Together, these analytical and doctrinal questions make up a complex puzzle involving Article III, separation of powers, federalism, and the enforcement of rights. But this puzzle need not and should not be solved in every case.

To bring greater analytical clarity, this Essay proposes a sequence of decisionmaking in state standing cases. Its thesis is that the starting point of analysis of state standing in any particular case should be whether the state has standing under the typical Article III and prudential rules. If a state would have standing under the typical rules applicable to private parties, then the only question is whether there is some reason to show special disfavor to the state. Courts should address questions about special solicitude only in those cases where a state would lack standing under the rules applicable to private parties. This standing analysis should look to the merits of the dispute and the relief the state seeks, and ask whether the state is seeking to enforce its own rights or the rights of a third party and whether the rights it is seeking to enforce are private rights or public rights. (31)

The Essay proceeds in three Parts. Part I parses the interests of states under the modern doctrine. Part II explores the puzzle that these doctrinal distinctions create. Part III lays out an order of battle to help clarify the grounds of debate about state standing in any particular case, (32) and considers the costs and benefits of this order of decisionmaking.


    What exactly do we mean when we say that a state has some interests that mirror those of private parties for standing purposes? And how might the answer matter? This Part raises these questions.

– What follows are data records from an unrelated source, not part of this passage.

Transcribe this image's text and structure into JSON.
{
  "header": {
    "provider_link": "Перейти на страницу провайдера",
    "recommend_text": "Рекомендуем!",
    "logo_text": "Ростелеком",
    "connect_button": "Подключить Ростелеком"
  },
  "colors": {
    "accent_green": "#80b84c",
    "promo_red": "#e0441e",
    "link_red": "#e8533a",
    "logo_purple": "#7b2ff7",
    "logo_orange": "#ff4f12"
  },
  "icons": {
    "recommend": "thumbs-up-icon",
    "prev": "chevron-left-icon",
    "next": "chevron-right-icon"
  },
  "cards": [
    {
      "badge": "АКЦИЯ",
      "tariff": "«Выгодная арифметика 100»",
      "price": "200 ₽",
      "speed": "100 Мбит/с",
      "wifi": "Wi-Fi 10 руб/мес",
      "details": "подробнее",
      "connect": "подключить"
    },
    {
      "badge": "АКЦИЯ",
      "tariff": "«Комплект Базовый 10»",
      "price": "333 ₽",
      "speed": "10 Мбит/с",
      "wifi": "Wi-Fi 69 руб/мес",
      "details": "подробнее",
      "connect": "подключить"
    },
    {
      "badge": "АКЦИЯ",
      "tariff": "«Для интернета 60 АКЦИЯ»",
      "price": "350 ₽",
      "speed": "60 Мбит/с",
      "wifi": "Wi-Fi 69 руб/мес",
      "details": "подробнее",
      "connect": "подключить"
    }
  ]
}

    1. Private Standing and Private Rights

      Over the past four decades, the Court has developed a set of constitutional and prudential limits on private standing that are by now familiar. To have Article III standing to sue, a private plaintiff must point to an injury in fact that (i) is concrete and particularized, (ii) was caused by the defendant, and (iii) may be redressed through judicial relief. (33) The purpose of these constitutional standing requirements, the Court has explained, is to protect the separation of powers by limiting judicial authority to resolving cases and controversies. (34) In addition, the Court has developed prudential limits on private standing in an Article III court. Litigants may not, for example, sue to vindicate the rights of third parties unless one of the exceptions to the ban on third-party standing applies. (35)

      Under this private rights model, private parties typically have constitutional and prudential standing to litigate their own private rights. Private rights include rights to bodily integrity, contract, liberty, and property. Common-law causes of action have long been available to protect such rights, though the metes and bounds of these causes have changed over time. American law also recognizes private rights under the Constitution and statutory law. And although Blackstone defined "private rights" as those "belonging to individuals, considered as individuals," (36) we now define them to include rights belonging to private entities, such as private corporations, as well.